Kerala roadsides also have one of the best garbage clearing systems in the country and it is also relatively plastic free. One would see ice-cream vendors along the road side with a cardboard carton placed next to his vehicle where his clients would deposit the litter. All this means so much less of stray dogs. You cannot escape the countless number of billboards colourfully painted with messages most often announcing a range of footware or wares of jwellery shops. Mammotty and Mohanlal would compete even here for eyeball space. This can be an eyesore for an outsider as this would stand between him and Kerala.



I was amazed to observe some road habits of a Malayalee. An ambulance is given way instantly and even a KSRTC bus does it. This is such a contrast to what happens in Bangalore, specially, when an ambulance is just another vehilce trying to push its way. People cross the roads through cleanly marked pedestrian crossways which never happens anywhere outside Kerala. You very rarely see people squatting to ease by the roadside which is very different from the "pee"ple in other parts who use the road sides as loo's. The roadsigns on the highways are very adequate and also written in English. Despite all this, Kerala roads could turn out to be the least motarable ones when its gets shut down by "bandhs" and "hartals" which are announced in a flash and far too often.



There is no better place in India than Kerala for a traveller when it comes to roadside food. Most roadside restaurants serve tasty food in hygenic conditions and at very reasonable rates. They serve boiled warm drinking water. Tipping is not possible as you are required to settle your bill directly at the cash counter where one has direct access to the owner of the place, if you wish to pay a compliment or otherwise. And yet, you could be at the receiving end if you dare to ask for a spoon to eat as that would mean challenging the culture.



Temples, mosques and churches line the roadsides at such regularity that it made one of my friends to make a "north-Indianish" assumption that this is why Kerala was called "God's Own Country". You will find posters of Abdul Madani, now cooling his heels in a jail in Bangalore, proclaiming that "WILL BE BACK ONE DAY, LIKE A STORM". The road side tea stalls still have those characters that you see in Srinivasan's movies, who sit on that bench and read out from a Malayalam newspaper. In Malapuram district, two wheelers have their number plates in green, often numbered also in Arabic. "Saree Sellers", "Disco Step Cutters" would directly call out the boards that crown the shops selling sarees and the one that is a barber's shop.

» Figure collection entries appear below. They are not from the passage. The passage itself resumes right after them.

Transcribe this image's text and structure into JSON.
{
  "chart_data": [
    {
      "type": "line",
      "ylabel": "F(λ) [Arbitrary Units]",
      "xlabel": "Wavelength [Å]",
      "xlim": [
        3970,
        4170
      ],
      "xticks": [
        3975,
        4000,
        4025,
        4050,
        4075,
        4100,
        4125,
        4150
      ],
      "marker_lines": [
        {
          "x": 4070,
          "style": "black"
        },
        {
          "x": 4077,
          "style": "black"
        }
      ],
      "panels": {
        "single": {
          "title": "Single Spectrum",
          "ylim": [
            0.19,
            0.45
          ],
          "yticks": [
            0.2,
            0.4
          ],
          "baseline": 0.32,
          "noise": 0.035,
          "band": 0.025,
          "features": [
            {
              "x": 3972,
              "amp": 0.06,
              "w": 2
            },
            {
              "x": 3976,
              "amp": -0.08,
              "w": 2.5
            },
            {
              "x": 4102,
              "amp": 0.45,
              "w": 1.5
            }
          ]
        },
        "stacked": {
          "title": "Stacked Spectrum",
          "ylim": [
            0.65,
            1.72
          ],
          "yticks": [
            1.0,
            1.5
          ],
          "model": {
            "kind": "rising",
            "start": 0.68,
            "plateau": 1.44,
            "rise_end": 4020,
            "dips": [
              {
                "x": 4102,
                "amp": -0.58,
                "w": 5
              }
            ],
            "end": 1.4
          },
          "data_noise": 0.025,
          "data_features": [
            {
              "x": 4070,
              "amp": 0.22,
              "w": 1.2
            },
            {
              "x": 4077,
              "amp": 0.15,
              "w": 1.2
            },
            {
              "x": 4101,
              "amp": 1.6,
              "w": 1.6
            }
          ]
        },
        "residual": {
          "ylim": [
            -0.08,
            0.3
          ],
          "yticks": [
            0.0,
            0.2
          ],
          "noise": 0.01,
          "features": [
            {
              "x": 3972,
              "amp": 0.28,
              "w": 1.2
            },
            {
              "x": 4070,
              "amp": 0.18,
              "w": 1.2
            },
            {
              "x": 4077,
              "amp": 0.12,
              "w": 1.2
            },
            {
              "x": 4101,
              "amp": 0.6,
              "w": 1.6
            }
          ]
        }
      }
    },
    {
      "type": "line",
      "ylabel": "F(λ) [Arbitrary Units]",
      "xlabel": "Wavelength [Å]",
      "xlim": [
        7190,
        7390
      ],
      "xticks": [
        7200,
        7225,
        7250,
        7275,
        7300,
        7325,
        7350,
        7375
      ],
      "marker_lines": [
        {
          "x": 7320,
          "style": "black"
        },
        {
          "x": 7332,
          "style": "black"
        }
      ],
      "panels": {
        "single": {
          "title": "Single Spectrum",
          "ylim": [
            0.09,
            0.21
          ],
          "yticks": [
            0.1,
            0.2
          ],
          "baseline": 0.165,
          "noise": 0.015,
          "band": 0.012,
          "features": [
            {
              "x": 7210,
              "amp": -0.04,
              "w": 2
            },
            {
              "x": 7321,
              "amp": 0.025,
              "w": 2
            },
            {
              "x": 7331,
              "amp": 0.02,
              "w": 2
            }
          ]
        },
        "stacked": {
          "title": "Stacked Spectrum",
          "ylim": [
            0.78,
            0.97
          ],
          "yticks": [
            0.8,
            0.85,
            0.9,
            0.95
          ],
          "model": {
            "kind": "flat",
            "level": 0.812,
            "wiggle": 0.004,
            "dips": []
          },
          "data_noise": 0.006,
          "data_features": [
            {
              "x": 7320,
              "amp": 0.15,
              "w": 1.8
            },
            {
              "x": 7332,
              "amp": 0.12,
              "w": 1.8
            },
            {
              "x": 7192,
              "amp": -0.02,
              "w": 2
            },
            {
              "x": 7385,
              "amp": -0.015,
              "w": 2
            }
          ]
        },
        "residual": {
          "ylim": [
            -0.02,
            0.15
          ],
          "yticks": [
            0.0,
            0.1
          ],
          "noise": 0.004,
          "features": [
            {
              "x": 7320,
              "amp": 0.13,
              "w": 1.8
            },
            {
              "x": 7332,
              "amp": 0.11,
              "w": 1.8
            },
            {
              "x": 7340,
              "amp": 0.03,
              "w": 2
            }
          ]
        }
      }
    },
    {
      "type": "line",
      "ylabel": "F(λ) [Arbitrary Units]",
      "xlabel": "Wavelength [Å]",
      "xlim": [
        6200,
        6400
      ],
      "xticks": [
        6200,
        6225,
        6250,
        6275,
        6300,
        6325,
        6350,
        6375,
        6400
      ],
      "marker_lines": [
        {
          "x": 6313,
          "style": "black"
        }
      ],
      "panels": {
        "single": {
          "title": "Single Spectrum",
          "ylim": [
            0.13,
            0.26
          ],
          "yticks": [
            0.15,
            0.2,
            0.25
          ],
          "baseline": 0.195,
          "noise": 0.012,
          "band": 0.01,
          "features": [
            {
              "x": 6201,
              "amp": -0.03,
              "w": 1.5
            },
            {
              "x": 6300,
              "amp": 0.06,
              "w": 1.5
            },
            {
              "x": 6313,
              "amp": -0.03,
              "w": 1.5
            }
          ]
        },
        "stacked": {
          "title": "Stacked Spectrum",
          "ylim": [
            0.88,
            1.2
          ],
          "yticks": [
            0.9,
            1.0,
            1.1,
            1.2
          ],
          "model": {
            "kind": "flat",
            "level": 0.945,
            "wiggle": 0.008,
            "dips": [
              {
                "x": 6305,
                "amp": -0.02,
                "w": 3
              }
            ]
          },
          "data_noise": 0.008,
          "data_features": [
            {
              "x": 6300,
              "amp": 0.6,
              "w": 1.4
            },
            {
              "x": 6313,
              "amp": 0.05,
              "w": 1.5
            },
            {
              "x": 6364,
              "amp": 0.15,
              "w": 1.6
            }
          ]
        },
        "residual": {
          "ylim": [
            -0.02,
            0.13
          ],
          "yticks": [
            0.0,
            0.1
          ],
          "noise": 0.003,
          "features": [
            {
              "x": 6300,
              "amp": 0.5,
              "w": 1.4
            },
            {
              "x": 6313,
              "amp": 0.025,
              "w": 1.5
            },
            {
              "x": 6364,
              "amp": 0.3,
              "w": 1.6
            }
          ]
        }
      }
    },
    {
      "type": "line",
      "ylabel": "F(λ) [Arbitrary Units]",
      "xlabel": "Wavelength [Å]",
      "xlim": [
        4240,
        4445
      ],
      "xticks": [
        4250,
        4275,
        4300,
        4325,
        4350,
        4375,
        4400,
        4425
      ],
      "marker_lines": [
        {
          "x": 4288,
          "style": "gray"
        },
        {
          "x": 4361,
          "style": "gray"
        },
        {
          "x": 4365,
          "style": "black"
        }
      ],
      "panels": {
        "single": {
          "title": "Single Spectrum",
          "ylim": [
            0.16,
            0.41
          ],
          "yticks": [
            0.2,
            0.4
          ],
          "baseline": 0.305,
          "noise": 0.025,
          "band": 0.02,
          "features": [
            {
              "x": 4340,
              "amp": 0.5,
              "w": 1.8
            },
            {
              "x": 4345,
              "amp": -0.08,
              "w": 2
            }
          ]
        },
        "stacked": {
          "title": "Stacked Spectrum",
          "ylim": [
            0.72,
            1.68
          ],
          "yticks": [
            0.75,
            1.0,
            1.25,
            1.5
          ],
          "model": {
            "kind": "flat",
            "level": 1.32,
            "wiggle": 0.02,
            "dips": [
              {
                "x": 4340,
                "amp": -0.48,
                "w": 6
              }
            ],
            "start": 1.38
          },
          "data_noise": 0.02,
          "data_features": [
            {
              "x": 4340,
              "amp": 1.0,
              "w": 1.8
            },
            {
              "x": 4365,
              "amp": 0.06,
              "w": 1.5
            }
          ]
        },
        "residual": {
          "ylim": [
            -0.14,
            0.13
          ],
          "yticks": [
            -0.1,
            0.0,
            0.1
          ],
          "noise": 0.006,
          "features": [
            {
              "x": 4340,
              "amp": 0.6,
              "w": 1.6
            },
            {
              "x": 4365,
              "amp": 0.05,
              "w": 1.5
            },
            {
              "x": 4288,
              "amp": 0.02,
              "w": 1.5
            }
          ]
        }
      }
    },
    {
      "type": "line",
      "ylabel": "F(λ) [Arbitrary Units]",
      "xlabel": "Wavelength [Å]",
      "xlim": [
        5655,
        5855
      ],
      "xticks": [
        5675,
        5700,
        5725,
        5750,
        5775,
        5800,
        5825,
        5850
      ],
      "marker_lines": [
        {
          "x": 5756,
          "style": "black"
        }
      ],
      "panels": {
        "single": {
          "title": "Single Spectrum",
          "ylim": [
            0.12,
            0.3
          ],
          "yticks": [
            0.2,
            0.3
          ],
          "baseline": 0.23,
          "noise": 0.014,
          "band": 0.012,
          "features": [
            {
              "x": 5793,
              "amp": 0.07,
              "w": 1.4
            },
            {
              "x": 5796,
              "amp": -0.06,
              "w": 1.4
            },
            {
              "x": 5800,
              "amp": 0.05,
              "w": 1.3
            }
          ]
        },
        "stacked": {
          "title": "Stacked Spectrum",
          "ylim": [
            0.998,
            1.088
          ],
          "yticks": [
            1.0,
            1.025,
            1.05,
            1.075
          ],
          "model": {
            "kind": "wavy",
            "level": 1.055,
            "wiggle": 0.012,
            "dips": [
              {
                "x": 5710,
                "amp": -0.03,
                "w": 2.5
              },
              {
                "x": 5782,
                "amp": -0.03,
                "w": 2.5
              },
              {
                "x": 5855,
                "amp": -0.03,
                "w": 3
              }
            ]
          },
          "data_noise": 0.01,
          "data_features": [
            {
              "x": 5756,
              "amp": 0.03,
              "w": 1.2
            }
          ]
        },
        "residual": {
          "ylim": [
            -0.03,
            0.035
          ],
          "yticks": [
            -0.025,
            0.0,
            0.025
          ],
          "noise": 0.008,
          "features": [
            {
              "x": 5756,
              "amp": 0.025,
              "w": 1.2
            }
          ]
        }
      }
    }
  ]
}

So much has changed and yet so little has been lost in Kerala. As I stood by the banks of Bharatha puzha that was flowing from bank to bank, on the same spot that my father had stood in early 1940's to cross the river to get to Tirur to take a train to Madras where he did his MA Honours in MCC, I was completely at peace, like others who live in Kerala. Kerala is ahead in many ways without being in the rat race. "Roads speak our culture", said a board. Indeed it does, especially in Kerala. Travel by the roads in Kerala, and you can take in the warmth of your motherland!!